6 Hoort bij raadsvoorstel 24-2012
3. Als de colleges van burgmeester en wethouders van de Campusgemeenten unaniem besluiten positief te adviseren over het verzoek tot toetreding, leggen zij een voorstel betrekking hebbend op het toetreden van een nieuwe partij voor aan de raden van de Campusgemeenten en aan de raad van de gemeente die verzocht heeft tot toetreding. 4. Zodra de raden van alle betrokken gemeenten schriftelijk hebben ingestemd met het verzoek tot toetreding ontvangt de toetreden partij de status van partij van het convenant en gelden voor die partij de voor haar uit het convenant voortvloeiende rechten en verplichtingen. Het bestuurlijk platform doet mededeling van het tijdstip van toetreding aan de colleges van burgemeester en wethouders van de aan het convenant deelnemende partijen.
Artikel 15
Tussentijdse wijziging convenant
1. Partijen kunnen in overeenstemming met elkaar in de periode tot 1 januari 2020 besluiten tussentijds wijzigingen aan te brengen in dit convenant en in de daarop gebaseerde samenwerkingsafspraken. 2. Elke partij kan de andere partijen schriftelijk verzoeken het convenant te wijzigen. 3. Partijen treden met elkaar in overleg binnen één maand na ontvangst van het verzoek als bedoeld in het tweede lid.
Artikel 16
Geschillenregeling middels mediation
1. Alle geschillen in verband met dit convenant of afspraken die daarmee samenhangen trachten partijen primair op te lossen met behulp van mediation overeenkomstig het reglement van de Stichting Nederlandse Mediation Instituut te Rotterdam. 2. Een geschil bestaat, indien een van de partijen dat schriftelijk aan de andere partijen mededeelt.
Artikel 17
Uittreden
1. Elke raad van de Campusgemeenten of een nadien toegetreden partij heeft het recht na evaluatie van het convenant in 2015 te besluiten per 1 januari 2016 de deelname aan dit convenant te beëindigen. 2. Het bestuurlijk platform brengt binnen 3 maanden advies uit aan de colleges van burgemeester en wethouders van de Campusgemeenten over de gevolgen van de uittreding voor de samenwerking. 3. De colleges van burgemeester en wethouders van de Campusgemeenten bepalen unaniem wat de gevolgen zijn voor de partij die uittreedt. 4. Zolang er na uittreding minimaal twee partijen resteren, kunnen deze besluiten de samenwerking binnen het kader van dit convenant voort te zetten. 5. Uittreding op een andere datum dan 1 januari 2016 is niet mogelijk.
Artikel 18
Duur convenant
1. Dit convenant wordt aangedaan voor de periode tot 1 januari 2020. 2. Op 1 januari 2020 eindigt dit convenant.

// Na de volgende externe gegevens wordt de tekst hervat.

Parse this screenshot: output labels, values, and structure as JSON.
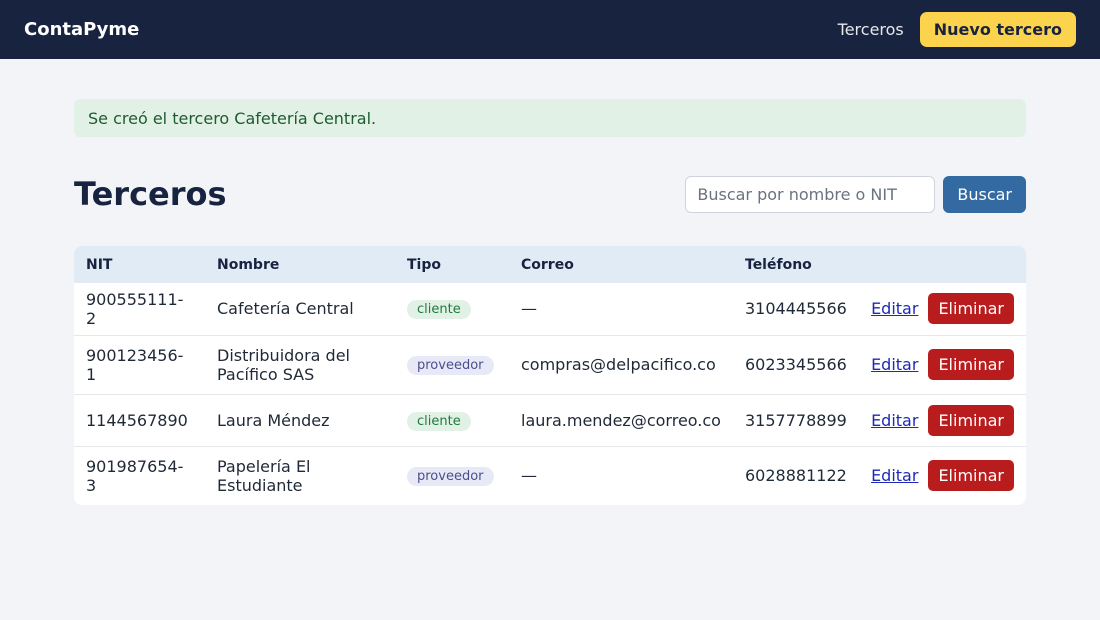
{
  "navbar": {
    "brand": "ContaPyme",
    "link_terceros": "Terceros",
    "new_button": "Nuevo tercero"
  },
  "alert": {
    "message": "Se creó el tercero Cafetería Central."
  },
  "page": {
    "title": "Terceros"
  },
  "search": {
    "placeholder": "Buscar por nombre o NIT",
    "value": "",
    "button": "Buscar"
  },
  "table": {
    "headers": [
      "NIT",
      "Nombre",
      "Tipo",
      "Correo",
      "Teléfono"
    ],
    "edit_label": "Editar",
    "delete_label": "Eliminar",
    "rows": [
      {
        "nit": "900555111-2",
        "nombre": "Cafetería Central",
        "tipo": "cliente",
        "correo": "—",
        "telefono": "3104445566"
      },
      {
        "nit": "900123456-1",
        "nombre": "Distribuidora del Pacífico SAS",
        "tipo": "proveedor",
        "correo": "compras@delpacifico.co",
        "telefono": "6023345566"
      },
      {
        "nit": "1144567890",
        "nombre": "Laura Méndez",
        "tipo": "cliente",
        "correo": "laura.mendez@correo.co",
        "telefono": "3157778899"
      },
      {
        "nit": "901987654-3",
        "nombre": "Papelería El Estudiante",
        "tipo": "proveedor",
        "correo": "—",
        "telefono": "6028881122"
      }
    ]
  },
  "colors": {
    "navbar_bg": "#17233f",
    "accent_yellow": "#fcd34d",
    "primary_blue": "#326aa1",
    "danger_red": "#b91c1c",
    "success_bg": "#e1f1e5"
  }
}
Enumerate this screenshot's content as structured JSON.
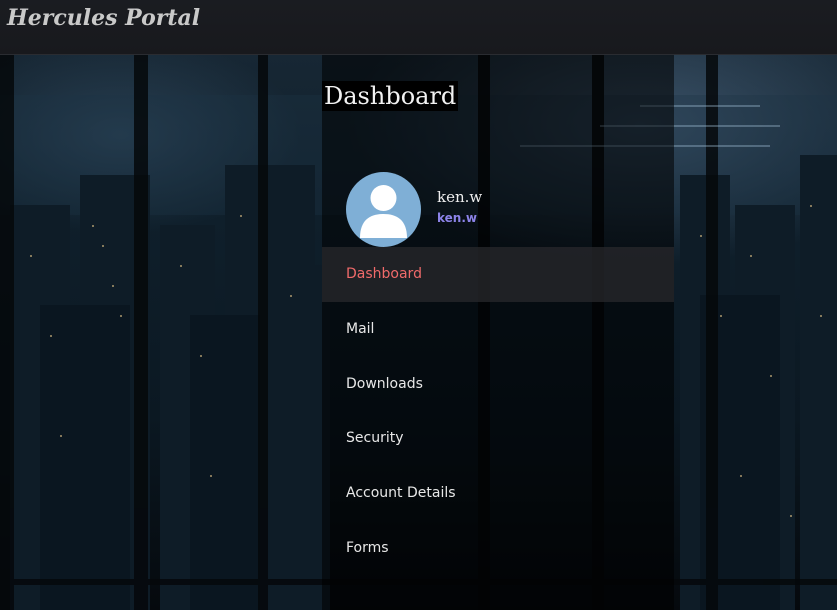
{
  "header": {
    "brand": "Hercules Portal"
  },
  "page": {
    "title": "Dashboard"
  },
  "user": {
    "name": "ken.w",
    "handle": "ken.w"
  },
  "menu": {
    "items": [
      {
        "label": "Dashboard",
        "active": true
      },
      {
        "label": "Mail",
        "active": false
      },
      {
        "label": "Downloads",
        "active": false
      },
      {
        "label": "Security",
        "active": false
      },
      {
        "label": "Account Details",
        "active": false
      },
      {
        "label": "Forms",
        "active": false
      }
    ]
  },
  "colors": {
    "active_item": "#f06a6a",
    "user_handle": "#8c83e8",
    "avatar_bg": "#7fafd6"
  },
  "icons": {
    "avatar": "user-silhouette-icon"
  }
}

7 Hoort bij raadsvoorstel 24-2012
Artikel 19
Inwerkingtreding en bekendmaking
1. Dit convenant treedt in werking op de dag na ondertekening. 2. Partijen maken dit convenant bekend op de in hun gemeente gebruikelijke wijze van bekendmaking. 3. Het gestelde in het eerste en tweede lid zijn van overeenkomstige toepassing bij toetreding, uittreding of wijziging van dit convenant.
Artikel 20
Citeertitel
Dit convenant kan worden aangehaald als Convenant samenwerking 4-Campusgemeenten regio Eindhoven 2012-2020.
Ondertekend te ……….. …………………………………
8 Hoort bij raadsvoorstel 24-2012
op………………………………………..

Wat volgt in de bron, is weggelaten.